Private equity firm KKR & Co LLP on Tuesday filed with the Securities and Exchange Commission to raise as much as US$1.25 billion in an initial public offering (IPO), following in the footsteps of rival Blackstone Group.
The leveraged buyout powerhouse that is best known for its US$25.1 billion purchase of RJR Nabisco, hopes to trade on the New York Stock Exchange under the ticker symbol "KKR." The firm, launched by Henry Kravis and George Roberts in 1976, said it expects to use the offering's proceeds to grow its business.
The IPO will come amid fresh pressure on private equity firms, especially after the 4.1 percent drop in rival Blackstone Group LP's shares since its US$4.75 billion offering on June 21. Buyout shops are facing a standoff with Congress over plans to make the firms pay a higher tax rate and scrutiny on Wall Street that funding might be drying up for the recent spate of mega-deals.
For many investors, Blackstone's IPO presented a rare opportunity to get in on the booming private equity industry -- which buys struggling companies, turns them around, and cashes in by taking them public again or selling them to other firms.
KKR has been one of the most prolific private equity firms, scoring the two biggest deals in US history with proposed buyouts of TXU Corp. and First Data Corp.
`"We believe that our strong brand name in the financial services industry will support growth through acquisitions or combinations with similarly strong franchises that will complement our existing activities," KKR's filing said. "By adding our products and brand to the products of acquired companies, we believe we will be well positioned to create significant value for our stakeholders."
Like with Blackstone, investors buying KKR units will have no control of the firm's managing partner and will not vote in the election or removal of its directors.
Stephen Schwarzman and Peter Peterson, who started Blackstone, took home US$2.56 billion in the much-hyped public offering of its management partnership.
KKR, which said it does not have any current acquisition plans, had about US$53.4 billion in assets under management as of March 31, up from US$18.3 billion at the end of 2002. The firm boasts the first US$1 billion-plus leveraged buyout among its achievements and last year earned US$1.11 billion in full-year profit -- up 12 percent from US$941.5 million in 2005.

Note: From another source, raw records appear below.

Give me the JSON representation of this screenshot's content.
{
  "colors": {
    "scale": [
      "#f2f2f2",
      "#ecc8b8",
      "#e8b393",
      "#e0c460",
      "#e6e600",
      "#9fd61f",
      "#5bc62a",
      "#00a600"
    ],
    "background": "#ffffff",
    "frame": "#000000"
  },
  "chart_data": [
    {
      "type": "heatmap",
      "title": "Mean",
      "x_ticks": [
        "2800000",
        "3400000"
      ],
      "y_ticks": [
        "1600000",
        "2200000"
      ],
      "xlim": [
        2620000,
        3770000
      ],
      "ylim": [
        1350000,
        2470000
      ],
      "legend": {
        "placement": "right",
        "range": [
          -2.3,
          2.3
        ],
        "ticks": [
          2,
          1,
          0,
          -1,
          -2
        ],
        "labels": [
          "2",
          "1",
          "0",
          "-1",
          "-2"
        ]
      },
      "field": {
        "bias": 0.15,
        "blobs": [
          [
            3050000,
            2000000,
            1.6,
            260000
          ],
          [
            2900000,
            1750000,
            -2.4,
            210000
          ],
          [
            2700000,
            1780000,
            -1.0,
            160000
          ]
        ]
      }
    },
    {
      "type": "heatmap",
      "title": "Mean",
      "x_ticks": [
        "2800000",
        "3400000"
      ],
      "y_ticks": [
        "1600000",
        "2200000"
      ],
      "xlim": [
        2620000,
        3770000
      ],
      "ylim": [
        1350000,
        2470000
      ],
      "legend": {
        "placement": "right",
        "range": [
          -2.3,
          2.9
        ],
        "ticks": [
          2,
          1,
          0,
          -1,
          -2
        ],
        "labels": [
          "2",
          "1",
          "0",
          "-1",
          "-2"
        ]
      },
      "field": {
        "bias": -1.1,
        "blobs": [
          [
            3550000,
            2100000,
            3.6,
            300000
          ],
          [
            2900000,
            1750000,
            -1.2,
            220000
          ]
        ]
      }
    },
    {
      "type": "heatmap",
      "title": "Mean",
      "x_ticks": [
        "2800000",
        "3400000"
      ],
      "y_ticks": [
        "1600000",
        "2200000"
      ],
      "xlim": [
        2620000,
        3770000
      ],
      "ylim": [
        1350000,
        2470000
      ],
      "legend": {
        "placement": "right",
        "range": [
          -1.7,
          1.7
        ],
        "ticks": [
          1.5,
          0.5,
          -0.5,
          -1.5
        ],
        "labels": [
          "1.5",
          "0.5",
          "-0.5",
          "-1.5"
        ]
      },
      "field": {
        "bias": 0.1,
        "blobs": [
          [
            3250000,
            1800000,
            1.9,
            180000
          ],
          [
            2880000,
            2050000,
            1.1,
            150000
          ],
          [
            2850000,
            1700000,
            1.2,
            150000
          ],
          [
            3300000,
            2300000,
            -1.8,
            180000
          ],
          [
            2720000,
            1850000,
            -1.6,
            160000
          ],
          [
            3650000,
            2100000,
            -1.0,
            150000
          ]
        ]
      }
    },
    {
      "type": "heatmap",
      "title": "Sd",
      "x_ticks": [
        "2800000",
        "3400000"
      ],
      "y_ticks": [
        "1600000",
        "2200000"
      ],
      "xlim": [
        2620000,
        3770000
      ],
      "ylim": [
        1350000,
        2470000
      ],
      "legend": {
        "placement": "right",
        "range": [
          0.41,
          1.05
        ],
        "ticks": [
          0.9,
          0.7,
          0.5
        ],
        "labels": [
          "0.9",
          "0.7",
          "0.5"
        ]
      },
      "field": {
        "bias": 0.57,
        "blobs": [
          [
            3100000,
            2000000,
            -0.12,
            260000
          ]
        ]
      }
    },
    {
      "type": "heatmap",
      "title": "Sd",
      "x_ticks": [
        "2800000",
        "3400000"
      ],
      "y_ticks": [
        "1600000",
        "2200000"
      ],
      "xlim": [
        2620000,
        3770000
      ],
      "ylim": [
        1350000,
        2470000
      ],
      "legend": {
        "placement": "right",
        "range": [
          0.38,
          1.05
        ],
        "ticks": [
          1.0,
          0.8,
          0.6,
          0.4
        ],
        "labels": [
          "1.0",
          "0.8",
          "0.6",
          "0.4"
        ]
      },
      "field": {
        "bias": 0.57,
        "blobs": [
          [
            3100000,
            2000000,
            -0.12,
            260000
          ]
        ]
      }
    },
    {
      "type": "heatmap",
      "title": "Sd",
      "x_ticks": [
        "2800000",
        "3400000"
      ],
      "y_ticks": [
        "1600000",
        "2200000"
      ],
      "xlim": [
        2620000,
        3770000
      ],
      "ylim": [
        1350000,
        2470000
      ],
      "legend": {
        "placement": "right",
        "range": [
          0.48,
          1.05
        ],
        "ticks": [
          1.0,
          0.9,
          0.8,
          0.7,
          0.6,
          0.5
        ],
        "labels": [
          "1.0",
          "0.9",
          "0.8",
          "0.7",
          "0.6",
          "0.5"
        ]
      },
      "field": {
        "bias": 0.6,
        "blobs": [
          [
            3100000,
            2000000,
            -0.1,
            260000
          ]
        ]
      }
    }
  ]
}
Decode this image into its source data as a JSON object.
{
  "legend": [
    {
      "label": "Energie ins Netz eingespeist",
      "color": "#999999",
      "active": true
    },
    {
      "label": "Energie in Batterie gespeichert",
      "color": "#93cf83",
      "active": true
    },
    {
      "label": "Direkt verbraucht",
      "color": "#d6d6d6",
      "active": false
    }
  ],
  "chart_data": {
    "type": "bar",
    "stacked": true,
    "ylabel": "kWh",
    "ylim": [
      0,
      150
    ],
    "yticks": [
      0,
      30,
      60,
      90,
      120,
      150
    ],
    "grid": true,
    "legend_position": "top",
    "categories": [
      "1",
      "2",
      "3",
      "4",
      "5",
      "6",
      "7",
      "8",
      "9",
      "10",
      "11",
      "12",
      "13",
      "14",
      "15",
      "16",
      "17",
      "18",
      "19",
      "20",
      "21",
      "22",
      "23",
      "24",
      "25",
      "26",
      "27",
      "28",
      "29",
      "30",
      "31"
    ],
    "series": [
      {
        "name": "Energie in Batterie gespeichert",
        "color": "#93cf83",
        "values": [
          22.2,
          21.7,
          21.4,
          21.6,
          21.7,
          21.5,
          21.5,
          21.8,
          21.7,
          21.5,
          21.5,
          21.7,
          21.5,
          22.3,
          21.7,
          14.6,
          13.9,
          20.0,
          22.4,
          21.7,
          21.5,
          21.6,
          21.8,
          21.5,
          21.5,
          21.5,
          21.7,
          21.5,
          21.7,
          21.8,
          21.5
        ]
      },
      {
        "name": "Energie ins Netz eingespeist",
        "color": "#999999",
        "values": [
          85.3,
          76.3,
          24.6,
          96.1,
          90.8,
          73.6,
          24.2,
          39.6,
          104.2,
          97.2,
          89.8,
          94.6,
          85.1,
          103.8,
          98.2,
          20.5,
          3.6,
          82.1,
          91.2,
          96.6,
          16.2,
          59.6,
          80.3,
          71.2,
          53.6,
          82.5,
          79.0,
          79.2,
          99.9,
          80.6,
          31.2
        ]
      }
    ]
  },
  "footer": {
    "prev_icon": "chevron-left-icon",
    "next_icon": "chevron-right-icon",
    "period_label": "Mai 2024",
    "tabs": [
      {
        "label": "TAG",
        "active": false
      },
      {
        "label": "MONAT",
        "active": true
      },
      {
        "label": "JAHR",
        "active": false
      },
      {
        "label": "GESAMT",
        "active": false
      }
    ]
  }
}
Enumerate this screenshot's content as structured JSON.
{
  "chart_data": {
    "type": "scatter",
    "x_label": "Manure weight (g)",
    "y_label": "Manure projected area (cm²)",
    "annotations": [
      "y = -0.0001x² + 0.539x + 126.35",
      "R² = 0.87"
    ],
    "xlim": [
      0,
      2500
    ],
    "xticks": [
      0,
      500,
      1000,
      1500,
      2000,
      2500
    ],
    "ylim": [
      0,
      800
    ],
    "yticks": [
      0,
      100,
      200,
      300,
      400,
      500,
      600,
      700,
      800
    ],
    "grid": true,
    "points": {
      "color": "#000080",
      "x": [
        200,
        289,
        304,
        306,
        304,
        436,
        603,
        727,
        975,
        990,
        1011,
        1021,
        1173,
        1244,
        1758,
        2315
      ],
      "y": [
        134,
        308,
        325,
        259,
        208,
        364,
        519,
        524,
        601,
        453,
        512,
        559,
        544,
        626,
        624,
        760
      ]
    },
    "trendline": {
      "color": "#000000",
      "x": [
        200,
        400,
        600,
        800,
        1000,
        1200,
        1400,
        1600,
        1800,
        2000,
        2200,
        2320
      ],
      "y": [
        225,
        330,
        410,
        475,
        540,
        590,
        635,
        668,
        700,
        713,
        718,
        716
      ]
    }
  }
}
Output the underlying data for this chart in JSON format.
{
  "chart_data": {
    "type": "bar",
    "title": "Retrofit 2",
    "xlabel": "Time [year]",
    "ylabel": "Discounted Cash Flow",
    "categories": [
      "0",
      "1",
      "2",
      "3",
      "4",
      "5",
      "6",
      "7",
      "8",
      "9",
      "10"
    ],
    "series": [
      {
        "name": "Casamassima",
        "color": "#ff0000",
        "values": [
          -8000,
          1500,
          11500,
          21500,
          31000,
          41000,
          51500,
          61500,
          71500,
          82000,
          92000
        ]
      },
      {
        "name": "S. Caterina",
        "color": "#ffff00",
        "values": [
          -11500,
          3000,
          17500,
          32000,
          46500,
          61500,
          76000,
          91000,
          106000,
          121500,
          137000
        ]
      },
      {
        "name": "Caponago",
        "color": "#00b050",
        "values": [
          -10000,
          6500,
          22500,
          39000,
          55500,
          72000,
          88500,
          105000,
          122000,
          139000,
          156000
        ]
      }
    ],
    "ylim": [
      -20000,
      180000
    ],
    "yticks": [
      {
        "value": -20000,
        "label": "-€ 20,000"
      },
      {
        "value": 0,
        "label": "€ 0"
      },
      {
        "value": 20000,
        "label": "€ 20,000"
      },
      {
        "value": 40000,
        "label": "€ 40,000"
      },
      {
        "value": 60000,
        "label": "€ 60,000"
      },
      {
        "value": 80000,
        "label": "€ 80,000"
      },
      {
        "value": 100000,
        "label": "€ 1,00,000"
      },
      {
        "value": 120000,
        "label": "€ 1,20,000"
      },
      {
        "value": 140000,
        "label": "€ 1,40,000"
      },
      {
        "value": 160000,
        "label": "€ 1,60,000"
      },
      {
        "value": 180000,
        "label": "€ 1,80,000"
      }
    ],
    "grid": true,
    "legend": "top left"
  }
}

Among the risk factors KKR listed in its SEC filing for the IPO, it said its earnings and cash flow are highly variable, and that it doesn't plan on providing any earnings guidance, which could make the price of its units volatile.
KKR did not disclose the number of shares it will offer, or the price. The US$1.25 billion value was an estimate used to calculate the SEC registration fee. The firm's existing owners will not sell any partnership units or receive any of the offering's proceeds.
KKR said it expects to complete the proposed offering during the third or fourth quarter of this year.
The offering's underwriters include Morgan Stanley and Citigroup Global Markets, both among the 16 investment banks that also underwrote Blackstone's IPO.